Several pages of references indicate her main concerns: industrial toxins and human health, genetic engineering, colonization and the destruction of indigenous cultures, sustainability, linguistics, globalization, biopiracy and civil disobedience. (Not to mention Chinese poetry both ancient and modern.)
For a mere 66 pages of poems, that's a staggering weight. The commentary of outraged protest usually overtakes poetry, so how does Wong keep the full-out accusation and rage from sliding into a tirade?
She eschews conventional poetics, slips into humour, variety and even love poetry, often employing unique forms and language. Though occasionally just skirting rant and inaccessibility, this poet's energetic ethical indignation shakes the reader up. Her aphorisms are striking, at times bordering on sloganeering,
"Profound mistrust of fashion is healthy.";
"Assume poison unless otherwise informed.";
When the public ear has been deafened you have to be outrageous to be heard. So who can blame her for trying? There are many pages of clever but also daunting wordplay:
"intermittent insistence sinister complicity stillborn mister minister toxic tinctures stinking pistols stricken cysts";
The density of her unpunctuated prose pieces does not always surrender to comprehension, even upon re-reading, and the hand-written marginalia can be a bit coy. Transliterations are not always offered for the Chinese ideograms that exclude many readers. So this is a difficult book for a difficult time.
Toxicity and its toll on our health is one of the main connecting themes. Dioxins and exponential mistakes "magnify their way up the food chain/ into my mother's thyroid/ my neighbour's prostate/ my cousin's immune system/ my aunties' breasts/ my grandmother's cervix";... "industrial food defeats nutrition/immune systems attrition...brain murmurs tumour.";
This jeremiad verges on apocalyptic prophecy. After the devastation that is "more disfigurement than development/ we summon precautionary principles/ in agriculture, manufacture/ voluntary simplicity/ coyotes bare their sharp teeth/ have the last howl.";
So out we'll go, not with a whimper or a bang, but a coyote's howl.

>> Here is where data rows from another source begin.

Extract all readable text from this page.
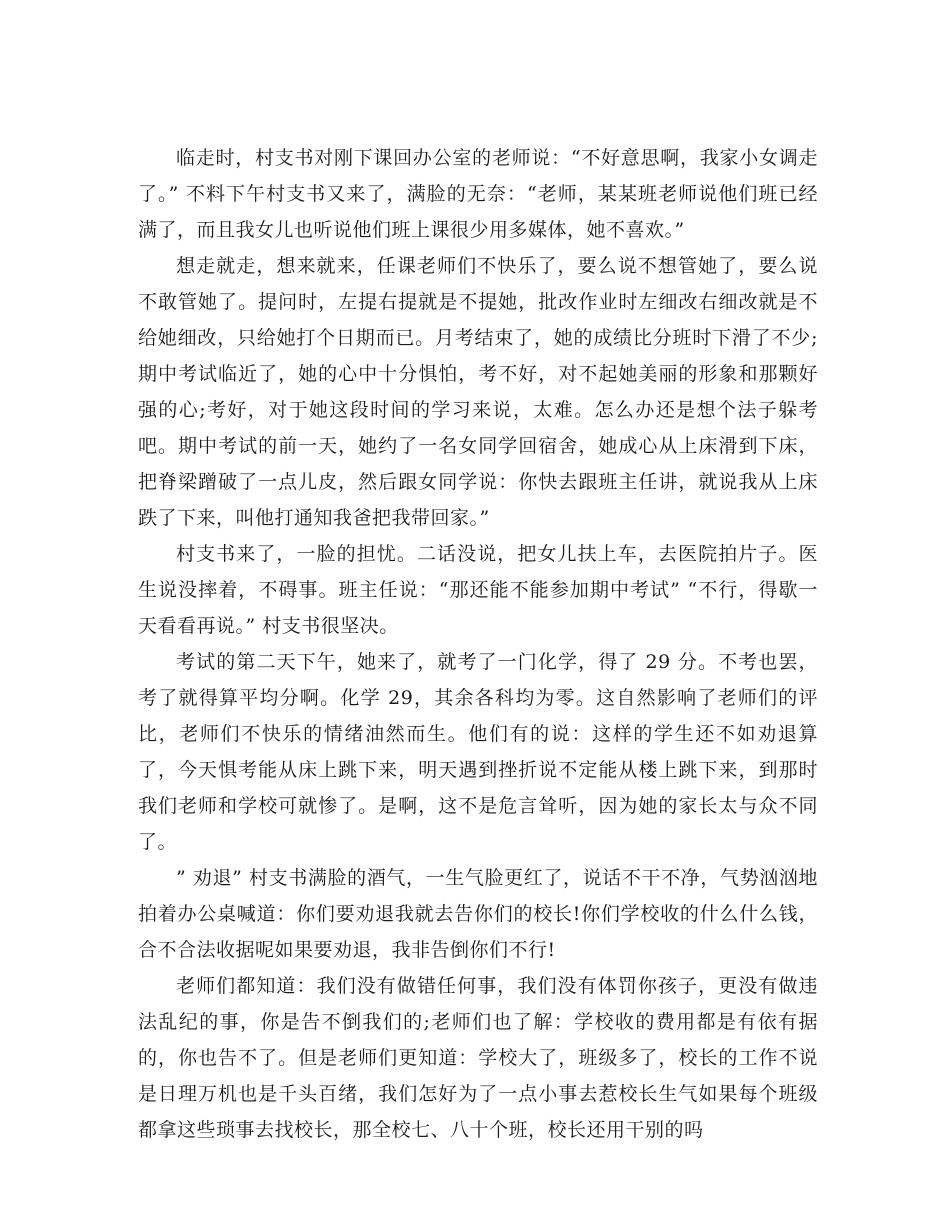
临走时，村支书对刚下课回办公室的老师说：“不好意思啊，我家小女调走了。” 不料下午村支书又来了，满脸的无奈：“老师，某某班老师说他们班已经满了，而且我女儿也听说他们班上课很少用多媒体，她不喜欢。”

想走就走，想来就来，任课老师们不快乐了，要么说不想管她了，要么说不敢管她了。提问时，左提右提就是不提她，批改作业时左细改右细改就是不给她细改，只给她打个日期而已。月考结束了，她的成绩比分班时下滑了不少;期中考试临近了，她的心中十分惧怕，考不好，对不起她美丽的形象和那颗好强的心;考好，对于她这段时间的学习来说，太难。怎么办还是想个法子躲考吧。期中考试的前一天，她约了一名女同学回宿舍，她成心从上床滑到下床，把脊梁蹭破了一点儿皮，然后跟女同学说：你快去跟班主任讲，就说我从上床跌了下来，叫他打通知我爸把我带回家。”

村支书来了，一脸的担忧。二话没说，把女儿扶上车，去医院拍片子。医生说没摔着，不碍事。班主任说：“那还能不能参加期中考试” “不行，得歇一天看看再说。” 村支书很坚决。

考试的第二天下午，她来了，就考了一门化学，得了 29 分。不考也罢，考了就得算平均分啊。化学 29，其余各科均为零。这自然影响了老师们的评比，老师们不快乐的情绪油然而生。他们有的说：这样的学生还不如劝退算了，今天惧考能从床上跳下来，明天遇到挫折说不定能从楼上跳下来，到那时我们老师和学校可就惨了。是啊，这不是危言耸听，因为她的家长太与众不同了。

” 劝退” 村支书满脸的酒气，一生气脸更红了，说话不干不净，气势汹汹地拍着办公桌喊道：你们要劝退我就去告你们的校长!你们学校收的什么什么钱，合不合法收据呢如果要劝退，我非告倒你们不行!

老师们都知道：我们没有做错任何事，我们没有体罚你孩子，更没有做违法乱纪的事，你是告不倒我们的;老师们也了解：学校收的费用都是有依有据的，你也告不了。但是老师们更知道：学校大了，班级多了，校长的工作不说是日理万机也是千头百绪，我们怎好为了一点小事去惹校长生气如果每个班级都拿这些琐事去找校长，那全校七、八十个班，校长还用干别的吗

Given the language needed to describe the toxicity of circuit board recycling villages, benzene in aquifers or the disposability of Shenzens's factory girls is different from the language generally used to describe mountain mists and ocean's drama, Rita Wong has emerged as a valuable counterweight to the nature poets so plentiful in B.C.
978-0-88971-213-3
by Hannah Main-van der Kamp, BC BookWorld
sybil unrest
Publisher's Promo (2012)
Originally published by LINEBooks in 2008, sybil unrest by Larissa Lai and Rita Wong draws out the interconnections between feminism, environmentalism, and personal-political responsibility, highlighting and questioning notions of "human" and "female" evident in contemporary North American culture. It does so by referencing "Popular cultural icons, political figures, business slogans, transnational corporations, and other presences in our media-saturated world [which] populate the lines," in the words of a reviewer from Asian-Am-Lit-Fans online journal .
Yet sybil unrest is more than a glorious odyssey through contemporary culture. Reviewer Sophie Mayer, writing on her blog on Chroma, compares sybil unrest to works by Anne Carson and Mary Shelley. And Lauren Fournier, writing in the Fall 2011 issue of West Coast Line, draws attention to the way sybil unrest unlike the traditional avant-garde poetics, focused only on the cultural and aesthetic, expands outward into the cultural and political social worlds.
This book marks its space in 21st century poetics in indelible ink. The focus away from an "I" and onto an interactive and malleable subjective takes this foray into the avant-garde and makes it into "a critique of 'human' as a species", as Sonnet L'Abbe remarks in the Autumn 2011 issue of Canadian Literature. sybil unrest is clever, filled with delirious wordplay, deprecation and a subtle humour that will catch you unawares and make you laugh out loud.